Our balance sheet remains strong with leverage (net debt to adjusted EBITDA) at a relatively low 1.7 times. This provides us with the headroom and flexibility to invest further should the right opportunities become available. However, we continue to implement strict financial discipline across our business units, and will only deploy shareholder funds if investment opportunities meet our internal rate-of-return requirements.


2013 was also an important year with the communication of DP World’s strategy through a balanced scorecard framework which comprises four organisation-wide strategic pillars that are core to our business (corporate responsibility, corporate governance, communication and strategic implementation) and four strategic priority areas to support our mission and values and achieve our vision (financial, internal & operational, customer and people & learning). Further details regarding our strategy are outlined in Our Business Model and Our Strategy sections.


Moving to 2014, our overall financial goals remain the same. We will continue to focus on higher margin revenues while containing costs and improving efficiencies. We also expect a return to volume growth driven by a gradual pickup in the macro environment and new capacity coming on line.

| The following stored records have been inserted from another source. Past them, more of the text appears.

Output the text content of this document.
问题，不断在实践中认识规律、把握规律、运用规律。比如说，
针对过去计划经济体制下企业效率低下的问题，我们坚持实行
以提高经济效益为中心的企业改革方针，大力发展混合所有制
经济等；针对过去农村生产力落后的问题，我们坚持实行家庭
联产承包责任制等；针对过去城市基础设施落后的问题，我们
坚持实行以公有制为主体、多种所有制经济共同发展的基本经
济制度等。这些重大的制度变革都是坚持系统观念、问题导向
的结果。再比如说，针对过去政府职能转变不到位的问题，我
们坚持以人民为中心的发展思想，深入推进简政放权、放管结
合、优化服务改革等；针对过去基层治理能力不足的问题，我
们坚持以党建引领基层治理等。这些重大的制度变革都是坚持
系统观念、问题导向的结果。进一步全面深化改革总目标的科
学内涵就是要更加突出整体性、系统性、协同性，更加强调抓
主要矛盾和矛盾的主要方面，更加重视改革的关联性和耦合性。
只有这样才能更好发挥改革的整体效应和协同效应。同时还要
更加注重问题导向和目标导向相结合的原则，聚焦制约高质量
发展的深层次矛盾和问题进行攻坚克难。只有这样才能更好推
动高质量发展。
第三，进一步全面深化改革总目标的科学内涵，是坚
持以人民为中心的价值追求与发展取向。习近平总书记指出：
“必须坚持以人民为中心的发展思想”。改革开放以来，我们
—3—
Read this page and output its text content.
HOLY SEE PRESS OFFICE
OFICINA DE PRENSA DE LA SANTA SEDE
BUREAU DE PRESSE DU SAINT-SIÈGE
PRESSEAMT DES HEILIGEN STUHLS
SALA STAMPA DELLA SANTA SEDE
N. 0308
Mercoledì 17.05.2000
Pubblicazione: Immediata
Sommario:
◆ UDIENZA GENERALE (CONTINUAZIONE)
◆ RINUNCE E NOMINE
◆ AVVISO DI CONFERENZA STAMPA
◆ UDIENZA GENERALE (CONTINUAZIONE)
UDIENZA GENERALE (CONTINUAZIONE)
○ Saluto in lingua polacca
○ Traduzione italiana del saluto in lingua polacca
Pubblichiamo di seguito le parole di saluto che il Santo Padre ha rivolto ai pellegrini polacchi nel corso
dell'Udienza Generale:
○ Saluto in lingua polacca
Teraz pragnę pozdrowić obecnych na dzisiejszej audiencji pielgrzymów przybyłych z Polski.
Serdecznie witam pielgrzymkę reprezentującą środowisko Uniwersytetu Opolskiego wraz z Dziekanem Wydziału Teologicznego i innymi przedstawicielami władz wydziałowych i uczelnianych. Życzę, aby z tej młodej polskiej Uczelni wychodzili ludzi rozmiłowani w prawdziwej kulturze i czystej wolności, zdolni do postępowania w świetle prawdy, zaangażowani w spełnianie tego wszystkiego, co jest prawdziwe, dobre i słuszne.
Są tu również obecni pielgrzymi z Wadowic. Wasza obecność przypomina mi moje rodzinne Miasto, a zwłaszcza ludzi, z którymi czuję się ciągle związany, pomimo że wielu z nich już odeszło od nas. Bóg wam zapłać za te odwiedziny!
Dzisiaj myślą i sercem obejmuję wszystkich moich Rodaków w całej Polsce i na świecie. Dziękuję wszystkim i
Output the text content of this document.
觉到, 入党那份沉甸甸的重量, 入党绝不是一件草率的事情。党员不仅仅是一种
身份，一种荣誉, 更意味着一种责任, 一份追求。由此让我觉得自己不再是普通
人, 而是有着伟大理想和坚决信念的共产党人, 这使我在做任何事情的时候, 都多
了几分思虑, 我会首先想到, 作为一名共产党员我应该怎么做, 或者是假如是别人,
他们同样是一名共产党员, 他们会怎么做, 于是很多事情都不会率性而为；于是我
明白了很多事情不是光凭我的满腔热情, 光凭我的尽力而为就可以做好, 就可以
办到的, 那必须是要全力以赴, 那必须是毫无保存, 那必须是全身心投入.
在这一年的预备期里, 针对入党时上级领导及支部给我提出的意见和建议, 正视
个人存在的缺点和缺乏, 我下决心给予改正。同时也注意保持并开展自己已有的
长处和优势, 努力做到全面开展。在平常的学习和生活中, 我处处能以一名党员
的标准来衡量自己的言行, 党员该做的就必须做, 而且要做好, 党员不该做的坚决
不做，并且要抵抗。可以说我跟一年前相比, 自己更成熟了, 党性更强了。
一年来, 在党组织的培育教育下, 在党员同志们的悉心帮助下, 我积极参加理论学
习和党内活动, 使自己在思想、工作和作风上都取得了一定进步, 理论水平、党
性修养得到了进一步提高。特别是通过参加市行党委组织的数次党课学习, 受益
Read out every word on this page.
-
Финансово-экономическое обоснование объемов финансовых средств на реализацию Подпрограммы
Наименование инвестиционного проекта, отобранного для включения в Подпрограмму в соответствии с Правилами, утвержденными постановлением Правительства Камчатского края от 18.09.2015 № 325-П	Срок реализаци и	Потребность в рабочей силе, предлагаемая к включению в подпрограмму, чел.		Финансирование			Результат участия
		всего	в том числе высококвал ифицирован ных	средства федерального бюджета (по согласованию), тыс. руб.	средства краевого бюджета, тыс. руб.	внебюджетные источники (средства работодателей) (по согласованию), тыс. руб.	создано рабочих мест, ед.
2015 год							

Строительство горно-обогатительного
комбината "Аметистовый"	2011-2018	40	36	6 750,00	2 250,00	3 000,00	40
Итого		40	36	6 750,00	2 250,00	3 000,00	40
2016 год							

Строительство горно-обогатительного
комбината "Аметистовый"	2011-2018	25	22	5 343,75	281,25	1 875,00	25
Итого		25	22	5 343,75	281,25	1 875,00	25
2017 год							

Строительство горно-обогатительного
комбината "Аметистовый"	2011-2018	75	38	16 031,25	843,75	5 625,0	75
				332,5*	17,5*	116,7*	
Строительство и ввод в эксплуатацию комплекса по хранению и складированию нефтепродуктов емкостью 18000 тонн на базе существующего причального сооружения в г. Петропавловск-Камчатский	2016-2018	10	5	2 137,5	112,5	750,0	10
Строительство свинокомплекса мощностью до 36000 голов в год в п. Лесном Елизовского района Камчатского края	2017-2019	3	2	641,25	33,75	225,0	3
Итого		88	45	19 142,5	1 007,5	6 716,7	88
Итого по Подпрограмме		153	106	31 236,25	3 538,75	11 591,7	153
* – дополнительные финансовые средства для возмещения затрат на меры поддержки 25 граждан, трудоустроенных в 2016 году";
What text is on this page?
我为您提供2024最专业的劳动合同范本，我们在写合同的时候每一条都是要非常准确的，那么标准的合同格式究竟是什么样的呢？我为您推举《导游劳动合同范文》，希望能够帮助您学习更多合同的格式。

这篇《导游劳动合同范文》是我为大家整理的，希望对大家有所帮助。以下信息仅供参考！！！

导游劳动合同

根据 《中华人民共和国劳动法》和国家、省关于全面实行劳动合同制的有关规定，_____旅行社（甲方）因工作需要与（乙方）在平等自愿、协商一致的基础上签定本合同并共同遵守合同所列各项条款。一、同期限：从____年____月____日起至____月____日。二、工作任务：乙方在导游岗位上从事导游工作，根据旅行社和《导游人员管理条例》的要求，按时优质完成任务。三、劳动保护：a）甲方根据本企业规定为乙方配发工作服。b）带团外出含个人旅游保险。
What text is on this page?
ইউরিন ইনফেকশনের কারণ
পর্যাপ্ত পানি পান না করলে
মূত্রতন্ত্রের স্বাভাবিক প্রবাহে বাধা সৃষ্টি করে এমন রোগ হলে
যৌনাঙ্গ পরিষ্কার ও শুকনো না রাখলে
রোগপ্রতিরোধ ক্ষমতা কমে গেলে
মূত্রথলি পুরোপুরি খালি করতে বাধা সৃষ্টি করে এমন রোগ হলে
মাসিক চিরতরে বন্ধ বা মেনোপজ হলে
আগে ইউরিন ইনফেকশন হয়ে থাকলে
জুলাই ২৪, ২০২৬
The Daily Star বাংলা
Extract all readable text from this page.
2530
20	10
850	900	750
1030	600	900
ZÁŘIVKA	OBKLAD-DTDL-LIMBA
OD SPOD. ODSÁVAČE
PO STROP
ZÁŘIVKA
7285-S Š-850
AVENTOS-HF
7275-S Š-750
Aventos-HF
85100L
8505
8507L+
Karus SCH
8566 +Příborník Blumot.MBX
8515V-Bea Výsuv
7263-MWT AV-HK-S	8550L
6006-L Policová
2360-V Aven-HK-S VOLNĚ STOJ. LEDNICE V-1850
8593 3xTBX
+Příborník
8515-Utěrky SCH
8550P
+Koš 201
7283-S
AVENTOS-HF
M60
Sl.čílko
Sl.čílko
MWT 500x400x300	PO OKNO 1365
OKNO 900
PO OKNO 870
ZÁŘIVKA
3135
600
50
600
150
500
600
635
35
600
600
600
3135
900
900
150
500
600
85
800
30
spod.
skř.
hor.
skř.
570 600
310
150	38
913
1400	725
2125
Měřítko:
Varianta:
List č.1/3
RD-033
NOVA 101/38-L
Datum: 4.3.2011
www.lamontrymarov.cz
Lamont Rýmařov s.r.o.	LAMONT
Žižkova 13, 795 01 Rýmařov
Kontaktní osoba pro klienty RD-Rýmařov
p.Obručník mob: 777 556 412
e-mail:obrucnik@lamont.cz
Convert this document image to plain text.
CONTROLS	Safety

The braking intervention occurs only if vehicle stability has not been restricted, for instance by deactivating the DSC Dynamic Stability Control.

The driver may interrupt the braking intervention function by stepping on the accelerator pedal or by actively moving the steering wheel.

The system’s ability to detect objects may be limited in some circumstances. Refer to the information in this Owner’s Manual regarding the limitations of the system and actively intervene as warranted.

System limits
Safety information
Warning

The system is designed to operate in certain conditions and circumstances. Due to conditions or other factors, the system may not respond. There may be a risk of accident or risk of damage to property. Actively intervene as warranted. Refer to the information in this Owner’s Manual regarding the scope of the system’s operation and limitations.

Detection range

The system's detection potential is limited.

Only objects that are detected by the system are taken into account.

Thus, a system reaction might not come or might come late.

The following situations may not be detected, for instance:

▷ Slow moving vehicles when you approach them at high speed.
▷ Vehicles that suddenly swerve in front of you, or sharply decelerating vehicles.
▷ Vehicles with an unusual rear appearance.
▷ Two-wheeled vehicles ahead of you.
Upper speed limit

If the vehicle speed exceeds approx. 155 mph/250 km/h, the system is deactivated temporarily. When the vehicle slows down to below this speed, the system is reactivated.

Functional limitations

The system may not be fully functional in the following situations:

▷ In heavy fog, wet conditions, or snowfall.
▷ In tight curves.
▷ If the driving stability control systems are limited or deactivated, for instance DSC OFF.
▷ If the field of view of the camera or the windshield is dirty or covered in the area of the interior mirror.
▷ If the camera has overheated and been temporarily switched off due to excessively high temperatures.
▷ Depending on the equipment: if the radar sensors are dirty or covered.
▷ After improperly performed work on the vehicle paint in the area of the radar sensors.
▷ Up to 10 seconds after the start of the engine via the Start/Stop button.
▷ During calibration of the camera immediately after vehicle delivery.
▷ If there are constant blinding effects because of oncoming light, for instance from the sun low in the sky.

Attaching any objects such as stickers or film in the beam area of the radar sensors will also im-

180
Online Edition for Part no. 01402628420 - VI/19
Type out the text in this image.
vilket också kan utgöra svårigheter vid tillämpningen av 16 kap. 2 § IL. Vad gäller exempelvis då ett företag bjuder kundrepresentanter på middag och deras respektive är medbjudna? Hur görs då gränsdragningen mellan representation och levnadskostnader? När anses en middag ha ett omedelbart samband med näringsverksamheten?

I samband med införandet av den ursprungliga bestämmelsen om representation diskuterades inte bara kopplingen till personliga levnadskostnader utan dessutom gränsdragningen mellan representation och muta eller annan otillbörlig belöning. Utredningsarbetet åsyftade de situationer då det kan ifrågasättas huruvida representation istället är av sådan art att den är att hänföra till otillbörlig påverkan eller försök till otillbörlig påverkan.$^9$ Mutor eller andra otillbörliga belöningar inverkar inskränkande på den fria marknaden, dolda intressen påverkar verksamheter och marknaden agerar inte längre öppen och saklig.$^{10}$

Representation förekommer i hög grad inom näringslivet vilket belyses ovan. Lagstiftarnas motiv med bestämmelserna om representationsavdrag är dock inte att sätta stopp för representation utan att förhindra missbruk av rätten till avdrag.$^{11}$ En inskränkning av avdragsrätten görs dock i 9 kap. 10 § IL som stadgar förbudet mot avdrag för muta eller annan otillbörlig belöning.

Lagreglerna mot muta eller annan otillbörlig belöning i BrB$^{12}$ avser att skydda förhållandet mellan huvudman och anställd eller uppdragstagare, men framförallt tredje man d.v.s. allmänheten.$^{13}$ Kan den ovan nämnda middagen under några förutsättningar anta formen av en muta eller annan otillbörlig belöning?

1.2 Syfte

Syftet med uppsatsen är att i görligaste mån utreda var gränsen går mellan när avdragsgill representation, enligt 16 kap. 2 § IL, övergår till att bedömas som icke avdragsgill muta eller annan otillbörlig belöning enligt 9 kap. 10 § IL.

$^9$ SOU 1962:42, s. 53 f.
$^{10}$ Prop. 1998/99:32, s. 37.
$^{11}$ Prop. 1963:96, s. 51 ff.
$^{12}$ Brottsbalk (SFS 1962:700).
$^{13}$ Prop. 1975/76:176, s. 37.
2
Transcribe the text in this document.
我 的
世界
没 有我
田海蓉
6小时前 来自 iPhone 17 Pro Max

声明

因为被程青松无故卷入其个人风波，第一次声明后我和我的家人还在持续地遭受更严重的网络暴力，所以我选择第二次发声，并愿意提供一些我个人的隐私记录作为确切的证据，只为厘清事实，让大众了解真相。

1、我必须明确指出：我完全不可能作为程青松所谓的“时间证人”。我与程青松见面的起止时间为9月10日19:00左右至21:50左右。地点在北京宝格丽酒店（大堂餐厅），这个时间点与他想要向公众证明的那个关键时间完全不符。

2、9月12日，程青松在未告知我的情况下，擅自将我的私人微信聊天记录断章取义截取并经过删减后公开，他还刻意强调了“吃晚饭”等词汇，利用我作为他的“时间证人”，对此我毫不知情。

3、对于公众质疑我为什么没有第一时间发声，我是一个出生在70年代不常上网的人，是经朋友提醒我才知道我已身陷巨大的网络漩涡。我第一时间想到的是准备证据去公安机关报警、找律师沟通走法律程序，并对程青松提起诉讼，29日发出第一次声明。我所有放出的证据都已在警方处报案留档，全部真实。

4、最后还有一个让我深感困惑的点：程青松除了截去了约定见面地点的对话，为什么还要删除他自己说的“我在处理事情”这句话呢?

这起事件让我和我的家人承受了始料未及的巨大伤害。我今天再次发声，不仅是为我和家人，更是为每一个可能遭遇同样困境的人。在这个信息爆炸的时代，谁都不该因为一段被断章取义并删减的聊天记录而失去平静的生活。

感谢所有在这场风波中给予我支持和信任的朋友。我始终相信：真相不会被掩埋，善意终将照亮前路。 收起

Importantly, our strong performance in 2013 comfortably positions us to meet our medium-term target of 100 million TEU capacity, an adjusted EBITDA margin of 50% and ROCE of 15% on our existing portfolio.

Further discussion regarding our Group financial performance in 2013, including a regional breakdown, is contained in the Chief Financial Officer’s Review.

Mohammed Sharaf Group Chief Executive Officer
6 Adjusted EBITDA (earnings before interest, tax, depreciation and amortisation) is calculated including our share of profit from joint ventures and associates on a basis which excludes separately disclosed items. 7 EPS (earnings per share) is calculated by dividing the profit after tax attributable to owners of the Company (before separately disclosed items) by the weighted average shares outstanding.